Note4Students
From UPSC perspective, the following things are important :
Prelims level: Not much
Mains level: Paper 3- Analysis of economic recovery post-Covid
The economies across the world are showing recovery driven by profits. However, one cannot neglect the implication of such recovery for the long term growth given the pressure such recovery has been exerting on the labour markets.

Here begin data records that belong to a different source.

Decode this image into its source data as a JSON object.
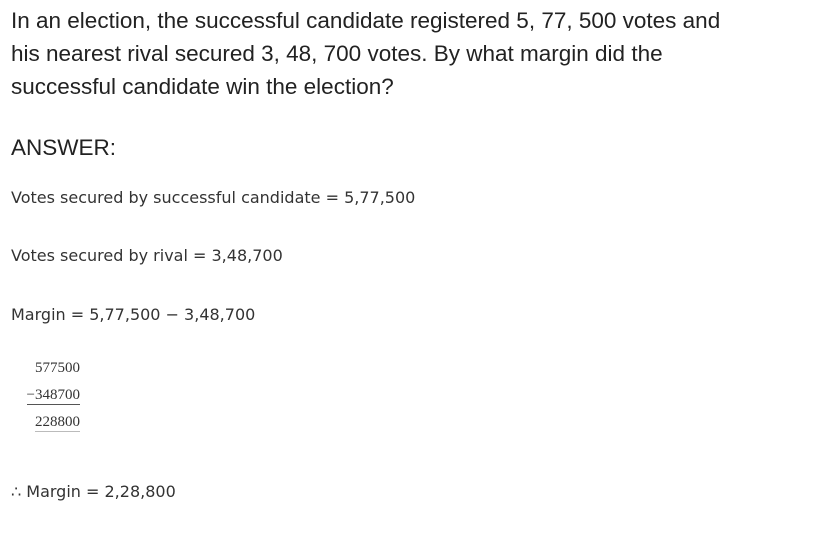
{
  "question": {
    "line1": "In an election, the successful candidate registered 5, 77, 500 votes and",
    "line2": "his nearest rival secured 3, 48, 700 votes. By what margin did the",
    "line3": "successful candidate win the election?"
  },
  "answer_heading": "ANSWER:",
  "steps": [
    "Votes secured by successful candidate = 5,77,500",
    "Votes secured by rival = 3,48,700",
    "Margin = 5,77,500 − 3,48,700",
    "∴ Margin = 2,28,800"
  ],
  "subtraction": {
    "minuend": "577500",
    "subtrahend": "−348700",
    "difference": "228800"
  }
}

The article deals with this issue.
3 Ways to look at GDP
- The first is what they tell us about the past.
- Here, the news has generally been better-than-expected.
- The US and India saw a much stronger recovery last quarter than previously envisioned.
- The second is sectoral, production side-agriculture, manufacturing, services- and the functional, expenditure side consumption, investment, net exports.
- But there’s a third way — the income side.
- Value addition must ultimately accrue to the different factors of production.
- On the income side, therefore, GDP is simply the sum of profits, wages and indirect taxes.
Profit-driven growth and impact on employment
- The economic recovery in many parts of the world is driven disproportionately by capital than labour.
- In India, the net profits of listed companies grew 25 per cent (in real terms) last quarter. This despite revenues shrinking.
- Revenue shrank because firms aggressively cut costs, including employee compensation.
- This implies that if listed company profits are growing 25 per cent, and yet GDP contracted 7.5 per cent, it reveals (by construction) significant pressure on profits of unlisted SMEs, wages and employment.
- Labour market pressures are evident in India too.
- Household demand for MGNREGA remains very elevated, suggesting significant labour market slack.
- The employment rate in some labour market surveys still reveal about 14 million fewer employed compared to February, and nominal wage growth across a universe of 4,000 listed firms has slowed from about 10 per cent to 3 per cent over the last six quarters.
Why this matters
- It may be rational for any one firm to boost profits by cutting employee compensation.
- But if every firm pursued that strategy, that simply reduces future aggregate demand and profitability for all firms.
- This is quintessential fallacy of composition that Keynes enumerated.
- Weak demand, in turn, disincentivises re-hiring, reinforcing the risks of settling into a sub-optimal equilibrium.
Need to remain vigilant about labour market
- Remaining vigilant about labour markets is particularly important for India.
- Private consumption was increasingly financed by households running down savings and taking on debt pre-COVID-19.
- Consequently, if job-market pressures induce households into perceiving this shock as a quasi-permanent hit on incomes, households will be incentivised to save, not spend in the future.
Way forward for fiscal consolidation
- While economic momentum is expected to slow as pent-up demand wears off, the level of output will progressively reach pre-COVID levels as the economy normalises.
- The question is what will drive growth after that?
- India’s fiscal response has been restrained thus far, with the Centre’s total spending similar to last year and state capex under pressure.
- It’s therefore important for the Centre to step up spending in the remaining months.
- More importantly, public investment, and a large infrastructure push, must be the leitmotif of the next budget.
- This will be crucial to boost demand, create jobs, crowd-in private investment and improve the economy’s external competitiveness.
- If higher infrastructure spending is financed by higher asset sales, the headline fiscal deficit (which matters for bond markets and interest rates) can be slowly reduced, even as the underlying fiscal impulse (which matters for growth and jobs) remains positive.
- This is the only way to undertake fiscal consolidation without incurring a fiscal drag.
- Monetary policy has led the charge in 2020. But with inflation continuing to remain sticky and elevated, the RBI has fewer degrees of freedom going forward.
Conclusion
The stronger-than-expected GDP print is very encouraging. But this is the start of a long journey back. Much, therefore, remains to be done. The excitement around the vaccine shouldn’t obscure this fundamental premise.